条件
相続税を納める者が未成年者である場合には、相続税額から一定額を控除することができます。
遺産には、未成年者が成人になるまでの生活保障という側面もあるために、この規定が設けられています。
この規定を未成年者控除といいます。
未成年者控除を受けるには次の3つの条件をすべて満たす必要があります。
条件1 居住無制限納税義務者か非居住無制限納税義務者であること
居住無制限納税義務者とは遺産を取得したときに日本国内に住所がある人をいいます。
また、遺産を取得したときに日本国内に住所がない人のうち次の①又は②のいずれかに該当する人は非居住無制限納税義務者になります。

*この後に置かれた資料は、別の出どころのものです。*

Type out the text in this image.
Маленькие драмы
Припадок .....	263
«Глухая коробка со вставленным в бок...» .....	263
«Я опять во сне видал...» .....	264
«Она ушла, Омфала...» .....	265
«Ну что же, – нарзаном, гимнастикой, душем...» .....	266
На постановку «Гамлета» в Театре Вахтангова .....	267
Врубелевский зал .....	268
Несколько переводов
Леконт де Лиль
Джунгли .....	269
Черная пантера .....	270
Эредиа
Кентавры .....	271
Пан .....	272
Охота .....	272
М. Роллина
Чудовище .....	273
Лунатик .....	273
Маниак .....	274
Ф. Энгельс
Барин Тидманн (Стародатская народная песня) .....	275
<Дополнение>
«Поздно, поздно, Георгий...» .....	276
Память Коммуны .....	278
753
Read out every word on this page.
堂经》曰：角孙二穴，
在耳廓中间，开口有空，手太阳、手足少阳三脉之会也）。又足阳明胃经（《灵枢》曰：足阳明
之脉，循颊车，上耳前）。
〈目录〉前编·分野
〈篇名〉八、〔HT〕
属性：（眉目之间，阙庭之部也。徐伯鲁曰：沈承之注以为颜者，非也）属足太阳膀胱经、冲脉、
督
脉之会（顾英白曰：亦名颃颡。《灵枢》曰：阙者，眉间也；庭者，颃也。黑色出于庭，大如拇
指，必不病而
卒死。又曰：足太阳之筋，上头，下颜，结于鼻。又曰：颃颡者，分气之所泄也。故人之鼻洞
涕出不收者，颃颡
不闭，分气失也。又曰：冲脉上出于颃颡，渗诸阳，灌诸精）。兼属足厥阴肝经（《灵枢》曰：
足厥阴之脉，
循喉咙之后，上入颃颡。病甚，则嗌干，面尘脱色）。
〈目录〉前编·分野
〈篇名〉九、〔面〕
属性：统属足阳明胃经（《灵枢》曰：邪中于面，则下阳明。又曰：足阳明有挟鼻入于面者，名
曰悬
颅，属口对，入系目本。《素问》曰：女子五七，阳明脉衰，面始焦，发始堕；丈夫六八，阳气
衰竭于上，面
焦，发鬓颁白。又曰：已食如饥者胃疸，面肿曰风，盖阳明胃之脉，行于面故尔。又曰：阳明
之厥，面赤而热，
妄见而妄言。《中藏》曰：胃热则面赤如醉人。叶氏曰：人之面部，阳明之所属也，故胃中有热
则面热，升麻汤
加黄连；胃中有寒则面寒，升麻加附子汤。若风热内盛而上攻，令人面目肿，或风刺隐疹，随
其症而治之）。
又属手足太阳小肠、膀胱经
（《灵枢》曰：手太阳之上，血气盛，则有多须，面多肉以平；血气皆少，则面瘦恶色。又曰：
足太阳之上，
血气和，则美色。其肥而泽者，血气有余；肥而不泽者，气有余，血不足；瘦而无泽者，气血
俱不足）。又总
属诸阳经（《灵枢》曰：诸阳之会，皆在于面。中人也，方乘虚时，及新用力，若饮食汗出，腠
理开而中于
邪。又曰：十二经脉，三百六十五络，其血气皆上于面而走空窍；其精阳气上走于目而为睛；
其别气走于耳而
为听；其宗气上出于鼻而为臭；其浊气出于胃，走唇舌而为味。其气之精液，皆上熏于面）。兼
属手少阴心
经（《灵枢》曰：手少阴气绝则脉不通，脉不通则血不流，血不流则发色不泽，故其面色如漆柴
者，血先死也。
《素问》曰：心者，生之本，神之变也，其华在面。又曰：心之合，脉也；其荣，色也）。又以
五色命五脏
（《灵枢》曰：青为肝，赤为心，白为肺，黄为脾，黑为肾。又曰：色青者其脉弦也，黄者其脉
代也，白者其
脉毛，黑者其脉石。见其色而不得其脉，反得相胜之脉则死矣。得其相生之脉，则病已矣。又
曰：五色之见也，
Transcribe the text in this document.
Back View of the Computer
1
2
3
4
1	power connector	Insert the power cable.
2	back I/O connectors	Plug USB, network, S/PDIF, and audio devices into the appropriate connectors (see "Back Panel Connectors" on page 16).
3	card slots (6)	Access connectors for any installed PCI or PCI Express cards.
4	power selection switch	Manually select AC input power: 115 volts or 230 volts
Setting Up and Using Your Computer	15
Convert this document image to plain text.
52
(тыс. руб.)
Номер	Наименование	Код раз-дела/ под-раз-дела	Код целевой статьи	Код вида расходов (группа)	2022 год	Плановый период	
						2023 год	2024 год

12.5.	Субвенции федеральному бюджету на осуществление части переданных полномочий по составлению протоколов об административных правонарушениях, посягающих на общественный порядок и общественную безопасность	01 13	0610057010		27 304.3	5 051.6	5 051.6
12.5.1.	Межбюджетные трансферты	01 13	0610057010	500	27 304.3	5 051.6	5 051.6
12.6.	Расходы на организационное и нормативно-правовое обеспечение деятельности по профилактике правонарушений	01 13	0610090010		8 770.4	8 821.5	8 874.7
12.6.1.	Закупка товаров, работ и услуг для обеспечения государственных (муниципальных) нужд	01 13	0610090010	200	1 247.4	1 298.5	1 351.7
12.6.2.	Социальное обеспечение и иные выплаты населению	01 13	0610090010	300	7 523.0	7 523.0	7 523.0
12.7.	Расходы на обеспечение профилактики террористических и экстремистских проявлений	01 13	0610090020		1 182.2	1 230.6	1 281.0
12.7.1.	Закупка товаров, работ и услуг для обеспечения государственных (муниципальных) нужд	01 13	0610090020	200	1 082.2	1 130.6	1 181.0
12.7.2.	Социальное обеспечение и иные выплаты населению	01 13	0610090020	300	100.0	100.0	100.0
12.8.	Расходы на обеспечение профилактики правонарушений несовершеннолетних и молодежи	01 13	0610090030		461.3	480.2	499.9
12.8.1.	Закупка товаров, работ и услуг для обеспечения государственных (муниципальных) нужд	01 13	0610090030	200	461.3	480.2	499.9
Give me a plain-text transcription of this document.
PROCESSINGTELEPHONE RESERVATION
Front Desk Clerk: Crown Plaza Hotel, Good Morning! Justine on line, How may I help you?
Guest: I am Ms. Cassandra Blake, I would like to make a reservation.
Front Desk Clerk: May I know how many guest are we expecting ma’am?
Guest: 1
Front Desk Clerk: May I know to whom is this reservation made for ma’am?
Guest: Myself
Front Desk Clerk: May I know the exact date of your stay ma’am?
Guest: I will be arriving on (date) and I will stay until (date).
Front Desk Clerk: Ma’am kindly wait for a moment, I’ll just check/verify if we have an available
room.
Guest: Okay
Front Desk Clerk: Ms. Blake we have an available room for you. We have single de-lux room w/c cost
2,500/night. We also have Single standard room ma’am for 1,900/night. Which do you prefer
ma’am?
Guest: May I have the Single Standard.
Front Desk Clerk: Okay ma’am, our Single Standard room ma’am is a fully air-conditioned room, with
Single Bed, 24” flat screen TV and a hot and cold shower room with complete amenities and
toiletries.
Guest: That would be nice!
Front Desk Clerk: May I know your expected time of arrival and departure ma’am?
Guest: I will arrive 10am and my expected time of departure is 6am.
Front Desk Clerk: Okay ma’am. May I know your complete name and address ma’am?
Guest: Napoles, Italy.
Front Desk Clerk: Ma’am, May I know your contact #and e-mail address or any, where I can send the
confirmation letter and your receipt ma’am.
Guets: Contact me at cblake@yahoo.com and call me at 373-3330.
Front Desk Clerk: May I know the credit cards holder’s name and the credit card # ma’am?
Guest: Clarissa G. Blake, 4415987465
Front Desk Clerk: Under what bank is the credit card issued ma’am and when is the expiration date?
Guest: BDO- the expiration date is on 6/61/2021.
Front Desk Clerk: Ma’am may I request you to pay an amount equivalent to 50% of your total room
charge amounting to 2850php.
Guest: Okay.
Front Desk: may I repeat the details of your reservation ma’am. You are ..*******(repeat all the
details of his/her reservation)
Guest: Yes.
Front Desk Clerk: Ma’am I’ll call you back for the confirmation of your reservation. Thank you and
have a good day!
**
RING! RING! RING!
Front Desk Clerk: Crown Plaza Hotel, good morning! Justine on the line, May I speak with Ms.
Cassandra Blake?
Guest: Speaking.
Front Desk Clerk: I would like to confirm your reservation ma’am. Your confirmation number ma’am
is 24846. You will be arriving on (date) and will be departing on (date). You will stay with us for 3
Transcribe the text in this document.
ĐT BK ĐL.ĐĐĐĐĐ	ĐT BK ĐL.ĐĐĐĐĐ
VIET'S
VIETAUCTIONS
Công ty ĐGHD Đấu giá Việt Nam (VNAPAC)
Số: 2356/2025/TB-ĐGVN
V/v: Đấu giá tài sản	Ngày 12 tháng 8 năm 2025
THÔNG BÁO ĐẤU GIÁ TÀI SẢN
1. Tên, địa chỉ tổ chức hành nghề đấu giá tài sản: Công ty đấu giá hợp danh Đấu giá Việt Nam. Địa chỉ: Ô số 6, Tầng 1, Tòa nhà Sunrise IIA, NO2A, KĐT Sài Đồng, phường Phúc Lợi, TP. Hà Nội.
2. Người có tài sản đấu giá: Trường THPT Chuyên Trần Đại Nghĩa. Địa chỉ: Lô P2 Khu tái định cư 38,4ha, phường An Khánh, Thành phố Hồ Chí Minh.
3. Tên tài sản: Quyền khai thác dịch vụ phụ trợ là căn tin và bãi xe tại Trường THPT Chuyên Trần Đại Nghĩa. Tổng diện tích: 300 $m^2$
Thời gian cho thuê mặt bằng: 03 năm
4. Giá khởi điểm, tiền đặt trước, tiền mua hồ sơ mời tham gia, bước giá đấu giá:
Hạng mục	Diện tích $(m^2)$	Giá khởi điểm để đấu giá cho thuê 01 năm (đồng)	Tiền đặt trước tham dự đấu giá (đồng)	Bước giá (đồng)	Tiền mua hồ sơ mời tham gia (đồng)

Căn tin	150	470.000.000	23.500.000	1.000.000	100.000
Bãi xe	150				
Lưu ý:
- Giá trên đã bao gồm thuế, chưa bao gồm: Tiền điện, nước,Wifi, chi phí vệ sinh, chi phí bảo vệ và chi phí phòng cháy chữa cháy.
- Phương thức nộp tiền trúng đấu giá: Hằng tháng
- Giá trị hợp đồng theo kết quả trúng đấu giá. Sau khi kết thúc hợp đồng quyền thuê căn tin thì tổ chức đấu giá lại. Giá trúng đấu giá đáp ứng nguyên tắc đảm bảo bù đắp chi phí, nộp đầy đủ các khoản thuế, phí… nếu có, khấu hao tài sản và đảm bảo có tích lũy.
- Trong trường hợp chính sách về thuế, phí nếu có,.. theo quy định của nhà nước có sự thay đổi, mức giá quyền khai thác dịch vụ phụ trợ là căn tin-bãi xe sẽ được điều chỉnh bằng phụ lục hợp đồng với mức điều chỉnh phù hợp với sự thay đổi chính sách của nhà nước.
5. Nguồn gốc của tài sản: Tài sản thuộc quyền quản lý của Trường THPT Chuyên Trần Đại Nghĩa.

①遺産を取得した時に日本国籍を有していて、被相続人が死亡した日前5年以内に自分か被相続人が日本に住所を有したことがある。
②遺産を取得した時に日本国籍を有していなくて、被相続人がその死亡した日に日本に住所を有している。
例えば、親子で5年以上海外で暮らしていて親が亡くなり、日本国内にある遺産を子が取得すれば、日本の相続税が課税されます。
この場合、子が未成年であっても、未成年者控除の適用はありません。
ただし、上記の海外がアメリカ合衆国であった場合は「日米相続税条約」により未成年者控除の適用が可能となるそうです。
条件2 法定相続人であること
法定相続人でない孫等が遺言により遺産を取得した場合は、その孫等が未成年者であっても、未成年者控除の適用はありません。
逆に、法定相続人であれば、相続を放棄した場合であっても、遺言により遺産を取得しているときは、未成年者控除は適用されます。
条件3 20歳未満であること
未成年者か否かの判定は相続開始時に20歳に達しているかどうかで判断します。
19歳11ヶ月であれば、1年分の控除が受けられますが、20歳であれば、受けられません。
控除額
控除額は次の算式で計算します。
(20歳-相続開始時の年齢)✖10万円
20歳に達するまでの年数に10万円をかけた額が控除額です。
年数は端数切り上げで計算します。
例えば、相続開始時に15歳10ヶ月であった場合は
20歳-15歳10ヶ月=4年2ヶ月
なので、2ヶ月を切り上げて5年になります。
5年✖10万円=50万円
が相続税から控除されます。
2回目以降の控除額
同じ者が2回以上未成年者控除を受ける場合は、前回の相続において控除しきれなかった金額が上限となります。
つまり、最初の相続において算出した未成年者控除額の全額が実際に控除された場合は、2回目以降は未成年者控除は受けられません。
例1
1回目の相続開始時に10歳で、未成年者控除適用前の相続税が80万円
未成年者控除額 (20歳-10歳)✖10万円=100万円
相続税額 80万円-100万円=△20万円→0円
2回目の相続開始時に15歳で、未成年者控除適用前の相続税が60万円
未成年者控除額 (20歳-15歳)✖10万円=50万円 50万円>20万円→20万円
相続税額 60万円-20万円=40万円
例2
1回目の相続開始時に10歳で、未成年者控除適用前の相続税が200万円
未成年者控除額 (20歳-10歳)✖10万円=100万円
相続税額 200万円-100万円=100万円
控除しきれなかった未成年者控除額はないため、次回以降の相続時には未成年者控除は適用できない。
扶養義務者からの控除
未成年者控除額がこの規定適用前の相続税額より多いため、控除しきれない場合には、その未成年者の扶養義務者の相続税から控除できます。
扶養義務者の相続税とは未成年者と同一の被相続人からの相続に係るものです。
扶養義務者から控除できる金額は、未成年者が控除しきれなかった残額までです。
また、この規定により控除した金額は未成年者控除として、前掲の2回目以降の未成年者控除額を計算します。